Pour autant, et de toute évidence, ce n’est pas tant l’outils qui pose problème que le manque de maîtrise de ceux qui les utilisent. Autrement dit, l’outil en lui-même n’est ni bon, ni mauvais. Il se contente d’être et c’est bien la façon dont l’on s’en sert qui est en cause.
Il y a quelques années, quand sont arrivés sur le marché les premiers logiciels de mise en page grand public, donc utilisables quasiment par n’importe qui, beaucoup d’entreprises ont décidé d’en faire l’acquisition et de confier à un stagiaire la mise en page de leurs plaquettes, brochures et autres newsletters. Et en profiter pour remercier leur agence de design des ses services. Il aura fallu quelques années pour qu’ils comprennent que l’outil ne se substituait pas à la compétence, ni le code au talent. Histoire qui se répète avec la photo numérique, la vidéo, ou avec le site internet réalisé par le « fils de ma cousine qui s’y connaît ».

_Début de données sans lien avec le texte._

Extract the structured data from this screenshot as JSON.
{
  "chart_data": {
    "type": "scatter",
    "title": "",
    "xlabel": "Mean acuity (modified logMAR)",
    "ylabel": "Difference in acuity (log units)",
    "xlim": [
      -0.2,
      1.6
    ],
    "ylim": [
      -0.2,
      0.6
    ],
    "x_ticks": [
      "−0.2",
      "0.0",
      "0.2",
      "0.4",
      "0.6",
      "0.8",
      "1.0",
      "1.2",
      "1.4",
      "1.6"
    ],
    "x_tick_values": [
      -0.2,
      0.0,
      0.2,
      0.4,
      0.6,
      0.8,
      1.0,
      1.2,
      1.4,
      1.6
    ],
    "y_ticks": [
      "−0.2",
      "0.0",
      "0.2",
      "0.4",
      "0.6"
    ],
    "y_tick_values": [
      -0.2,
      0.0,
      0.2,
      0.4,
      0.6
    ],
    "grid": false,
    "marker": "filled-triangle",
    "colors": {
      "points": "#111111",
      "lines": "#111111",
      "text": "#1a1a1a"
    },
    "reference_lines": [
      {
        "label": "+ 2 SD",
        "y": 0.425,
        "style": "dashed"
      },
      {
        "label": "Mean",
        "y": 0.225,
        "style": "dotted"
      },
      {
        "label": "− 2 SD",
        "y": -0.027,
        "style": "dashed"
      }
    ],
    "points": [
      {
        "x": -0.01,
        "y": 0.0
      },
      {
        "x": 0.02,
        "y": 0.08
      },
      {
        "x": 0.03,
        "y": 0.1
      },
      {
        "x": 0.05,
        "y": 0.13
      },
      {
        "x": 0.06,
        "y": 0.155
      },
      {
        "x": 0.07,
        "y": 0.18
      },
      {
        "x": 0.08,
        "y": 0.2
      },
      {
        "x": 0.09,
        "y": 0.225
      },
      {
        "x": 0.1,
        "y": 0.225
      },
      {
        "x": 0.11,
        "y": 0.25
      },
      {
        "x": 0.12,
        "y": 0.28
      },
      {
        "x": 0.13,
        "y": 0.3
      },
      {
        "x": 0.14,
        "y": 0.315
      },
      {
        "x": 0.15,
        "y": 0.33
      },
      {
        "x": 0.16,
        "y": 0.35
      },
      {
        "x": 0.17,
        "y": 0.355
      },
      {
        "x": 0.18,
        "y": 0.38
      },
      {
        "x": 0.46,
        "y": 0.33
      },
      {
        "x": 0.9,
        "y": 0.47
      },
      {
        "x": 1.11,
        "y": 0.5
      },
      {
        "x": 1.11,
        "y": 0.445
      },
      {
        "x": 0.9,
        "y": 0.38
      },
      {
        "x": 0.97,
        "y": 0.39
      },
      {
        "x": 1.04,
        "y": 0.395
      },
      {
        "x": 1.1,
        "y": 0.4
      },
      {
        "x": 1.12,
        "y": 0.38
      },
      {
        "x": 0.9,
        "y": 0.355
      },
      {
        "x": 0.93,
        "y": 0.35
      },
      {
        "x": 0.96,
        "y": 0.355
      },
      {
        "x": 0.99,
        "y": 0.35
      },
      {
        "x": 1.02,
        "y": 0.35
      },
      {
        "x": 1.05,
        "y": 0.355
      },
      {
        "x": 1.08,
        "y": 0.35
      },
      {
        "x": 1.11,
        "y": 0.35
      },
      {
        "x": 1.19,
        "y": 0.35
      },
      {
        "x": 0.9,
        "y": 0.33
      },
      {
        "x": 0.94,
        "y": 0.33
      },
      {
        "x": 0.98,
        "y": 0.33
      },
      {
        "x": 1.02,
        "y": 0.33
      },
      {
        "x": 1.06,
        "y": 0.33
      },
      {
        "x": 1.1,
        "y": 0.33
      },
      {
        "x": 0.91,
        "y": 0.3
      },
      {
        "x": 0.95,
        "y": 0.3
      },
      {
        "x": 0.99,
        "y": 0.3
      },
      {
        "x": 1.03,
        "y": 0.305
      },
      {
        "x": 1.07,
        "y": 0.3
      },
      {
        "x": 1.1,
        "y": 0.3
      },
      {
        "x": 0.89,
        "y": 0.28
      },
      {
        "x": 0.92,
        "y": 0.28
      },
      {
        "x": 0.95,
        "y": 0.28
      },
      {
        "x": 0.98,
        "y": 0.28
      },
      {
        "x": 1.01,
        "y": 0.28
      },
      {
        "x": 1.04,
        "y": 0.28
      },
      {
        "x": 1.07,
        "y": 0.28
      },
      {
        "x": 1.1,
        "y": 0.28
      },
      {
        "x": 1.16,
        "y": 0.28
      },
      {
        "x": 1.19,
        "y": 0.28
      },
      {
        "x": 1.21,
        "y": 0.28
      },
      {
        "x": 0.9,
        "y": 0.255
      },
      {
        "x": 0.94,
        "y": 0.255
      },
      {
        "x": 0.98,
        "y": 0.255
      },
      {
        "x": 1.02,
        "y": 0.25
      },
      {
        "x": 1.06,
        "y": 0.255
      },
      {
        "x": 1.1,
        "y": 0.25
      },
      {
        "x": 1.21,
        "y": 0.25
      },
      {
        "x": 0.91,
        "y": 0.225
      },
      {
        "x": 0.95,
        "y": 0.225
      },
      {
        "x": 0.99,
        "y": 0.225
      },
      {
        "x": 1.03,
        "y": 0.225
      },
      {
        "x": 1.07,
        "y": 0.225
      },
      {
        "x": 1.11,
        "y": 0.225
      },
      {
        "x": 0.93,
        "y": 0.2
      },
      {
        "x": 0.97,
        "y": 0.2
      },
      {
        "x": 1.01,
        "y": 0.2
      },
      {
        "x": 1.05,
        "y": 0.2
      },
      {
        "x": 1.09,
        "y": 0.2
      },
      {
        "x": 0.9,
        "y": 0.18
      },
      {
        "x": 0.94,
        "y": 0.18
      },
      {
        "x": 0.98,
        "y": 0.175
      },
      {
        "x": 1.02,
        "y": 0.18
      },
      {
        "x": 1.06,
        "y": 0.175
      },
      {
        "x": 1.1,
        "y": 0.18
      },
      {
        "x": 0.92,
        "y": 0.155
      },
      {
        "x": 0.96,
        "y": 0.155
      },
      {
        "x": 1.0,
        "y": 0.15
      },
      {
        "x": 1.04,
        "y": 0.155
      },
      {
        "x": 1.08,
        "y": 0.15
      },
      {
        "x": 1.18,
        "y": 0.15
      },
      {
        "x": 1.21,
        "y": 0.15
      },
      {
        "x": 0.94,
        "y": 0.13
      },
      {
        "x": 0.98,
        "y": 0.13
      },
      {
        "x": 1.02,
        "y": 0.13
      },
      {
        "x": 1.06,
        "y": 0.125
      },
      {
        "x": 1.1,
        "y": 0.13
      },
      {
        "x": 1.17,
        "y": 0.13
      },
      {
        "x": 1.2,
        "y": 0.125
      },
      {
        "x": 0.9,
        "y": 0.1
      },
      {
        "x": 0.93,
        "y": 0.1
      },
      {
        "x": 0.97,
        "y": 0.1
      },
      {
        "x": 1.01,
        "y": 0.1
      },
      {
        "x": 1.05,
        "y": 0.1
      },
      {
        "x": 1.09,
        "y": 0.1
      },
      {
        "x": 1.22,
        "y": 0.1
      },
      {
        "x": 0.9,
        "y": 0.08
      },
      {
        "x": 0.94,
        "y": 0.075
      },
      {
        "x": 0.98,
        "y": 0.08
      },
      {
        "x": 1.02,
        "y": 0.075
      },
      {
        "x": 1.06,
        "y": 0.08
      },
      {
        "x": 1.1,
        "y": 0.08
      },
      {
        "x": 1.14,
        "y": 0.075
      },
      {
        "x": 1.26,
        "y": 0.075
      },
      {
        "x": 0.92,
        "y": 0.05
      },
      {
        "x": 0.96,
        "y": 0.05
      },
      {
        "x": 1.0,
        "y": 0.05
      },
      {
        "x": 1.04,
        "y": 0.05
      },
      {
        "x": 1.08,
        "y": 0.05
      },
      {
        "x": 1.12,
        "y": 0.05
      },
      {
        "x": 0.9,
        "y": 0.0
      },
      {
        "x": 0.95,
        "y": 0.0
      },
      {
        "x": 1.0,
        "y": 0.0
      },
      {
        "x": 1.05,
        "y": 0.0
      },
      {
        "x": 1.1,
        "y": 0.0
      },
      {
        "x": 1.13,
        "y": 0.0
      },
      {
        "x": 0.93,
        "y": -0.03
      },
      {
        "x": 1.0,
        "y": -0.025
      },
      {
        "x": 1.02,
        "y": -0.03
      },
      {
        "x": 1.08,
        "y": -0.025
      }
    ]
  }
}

La question n’est donc pas tant celle, et une nouvelle fois, de la littératie des technologies numériques, de l’habilité et des compétences qui s’y rattachent, que celle de l’intelligence que l’on doit y mettre. Et c’est bien là, le métier des professionnels des relations publics.
Car le défi n’est pas « d’être digital » mais d’être professionnel avec le digital, et d’éviter que les technologies ne finissent par assimiler le nombre de « followers » à la popularité, ou celui de « like » à la réputation ou encore celui de « retweets » à la performance.
En un mot, confondre le bruit avec la communication.